Universitas Muhammadiyah Yogyakarta (UMY) membagikan takjil gratis sebanyak 4.000 porsi per hari kepada mahasiswa dalam rangka menyambut Ramadan 1447 H. Takjil tersebut akan dibagikan selama 20 hari.
Adapun pembagian takjil gratis itu dimulai pada Rabu (18/2). Pembagian takjil dilakukan melalui dua skema, yakni drive thru di selasar gedung Ar Fachruddin A dan secara langsung di Masjid K.H. Ahmad Dahlan, Kampus Terpadu UMY.
Rektor UMY, Prof. Dr. Achmad Nurmandi, M.Sc., menjelaskan program tersebut rutin dilaksanakan setiap Ramadan dengan mempertimbangkan aktivitas mahasiswa.
SCROLL TO CONTINUE WITH CONTENT
"Program ini dijalankan setiap hari selama kurang lebih 20 hari. Biasanya memasuki 10 hari terakhir, sebagian mahasiswa sudah mulai mudik sehingga pada hari ke-15 dan seterusnya jumlah penerima cenderung menurun. Rata-rata pelaksanaan efektif pada 20 hari awal Ramadan karena saat itu mahasiswa masih aktif berkuliah dan beraktivitas di kampus," jelas Nurmandi dalam keterangan tertulis, Kamis (19/2/2026).
Nurmandi menyebut menu takjil yang dibagikan mengenyangkan dan mengandung gizi seimbang seperti protein, vitamin, karbohidrat, dan unsur nutrisi lainnya.
"Menunya kami upayakan bergizi seimbang. Ada protein, sayur-mayur, dan vitamin. Sumber protein juga diperhatikan, baik hewani maupun nabati. Jadi mahasiswa tidak hanya sekadar berbuka, tetapi juga mendapatkan asupan yang sehat setelah seharian berpuasa," tambahnya.

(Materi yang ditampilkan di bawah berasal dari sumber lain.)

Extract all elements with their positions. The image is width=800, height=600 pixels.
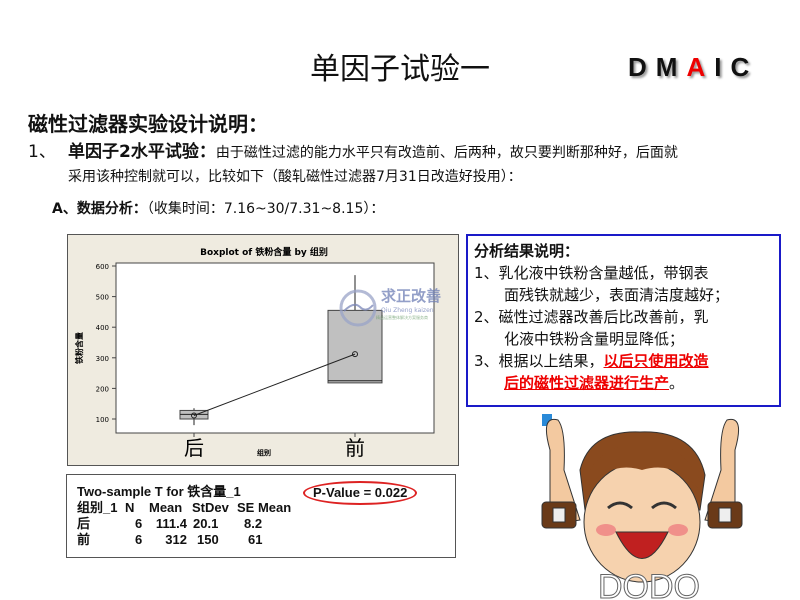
analysis-result-box: 分析结果说明： 1、乳化液中铁粉含量越低，带钢表 面残铁就越少，表面清洁度越好； …	[466, 234, 781, 407]
y-tick-label: 400	[96, 324, 109, 332]
x-tick-label: 前	[345, 436, 365, 460]
mean-connect-line	[193, 353, 356, 416]
y-tick-label: 200	[96, 385, 109, 393]
y-tick-label: 100	[96, 416, 109, 424]
stats-title: Two-sample T for 铁含量_1	[77, 484, 241, 499]
y-tick-label: 500	[96, 294, 109, 302]
item-1: 1、 单因子2水平试验：由于磁性过滤的能力水平只有改造前、后两种，故只要判断那种好…	[28, 142, 678, 185]
box-前	[327, 309, 383, 384]
y-tick-label: 600	[96, 263, 109, 271]
cartoon-thumbs-up-illustration: DODO	[541, 414, 743, 600]
cartoon-text: DODO	[598, 568, 700, 600]
mean-marker	[191, 412, 197, 419]
section-heading: 磁性过滤器实验设计说明：	[28, 112, 268, 136]
stats-row: 前 6 312 150 61	[77, 532, 263, 547]
stats-header: 组别_1 N Mean StDev SE Mean	[77, 500, 292, 515]
dmaic-logo: DMAIC	[628, 52, 759, 82]
watermark-logo: 求正改善 Qiu Zheng kaizen 精益运营整体解决方案服务商	[339, 287, 441, 327]
p-value: P-Value = 0.022	[303, 481, 418, 505]
svg-text:求正改善: 求正改善	[381, 287, 441, 305]
mean-marker	[352, 351, 358, 358]
y-tick-label: 300	[96, 355, 109, 363]
x-axis-label: 组别	[257, 448, 271, 457]
item-a: A、数据分析：（收集时间：7.16~30/7.31~8.15）：	[52, 201, 385, 217]
svg-text:精益运营整体解决方案服务商: 精益运营整体解决方案服务商	[376, 314, 428, 320]
chart-title: Boxplot of 铁粉含量 by 组别	[200, 246, 328, 258]
stats-row: 后 6 111.4 20.1 8.2	[77, 516, 263, 531]
boxplot-chart: Boxplot of 铁粉含量 by 组别 铁粉含量 组别 100 200 300 4…	[67, 234, 459, 466]
svg-text:Qiu Zheng kaizen: Qiu Zheng kaizen	[381, 307, 434, 314]
y-axis-label: 铁粉含量	[74, 332, 84, 364]
x-tick-label: 后	[184, 436, 204, 460]
t-test-output: Two-sample T for 铁含量_1 P-Value = 0.022 组…	[66, 474, 456, 558]
slide-title: 单因子试验一	[310, 52, 490, 87]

Seorang mahasiswa Program Studi Keperawatan UMY angkatan 2023, Lailia Alfi Nur Fathonah, mengatakan pembagian takjil secara drive thru dinilai fleksibel bagi mahasiswa dengan mobilitas yang berbeda.
"Menurut saya sangat membantu. Dengan adanya dua layanan, justru lebih mempermudah. Mahasiswa yang membawa kendaraan bisa langsung mengambil tanpa harus turun," ungkap Lailia.
"Sementara yang tidak membawa kendaraan tetap bisa mendapatkan takjil di masjid, bahkan bisa sekalian mengikuti pengajian atau berkumpul dengan teman. Jadi opsinya banyak dan memudahkan," lanjutnya.
Dia pun berharap program tersebut dapat terus dilanjutkan. Sebab, dia menilai, program tersebut berdampak positif bagi mahasiswa.
"Harapannya tentu tetap berjalan setiap Ramadan karena program ini sangat baik. Selain membantu mahasiswa yang mungkin belum sempat membeli makanan, ini juga menjadi bentuk kepedulian kampus," pungkasnya.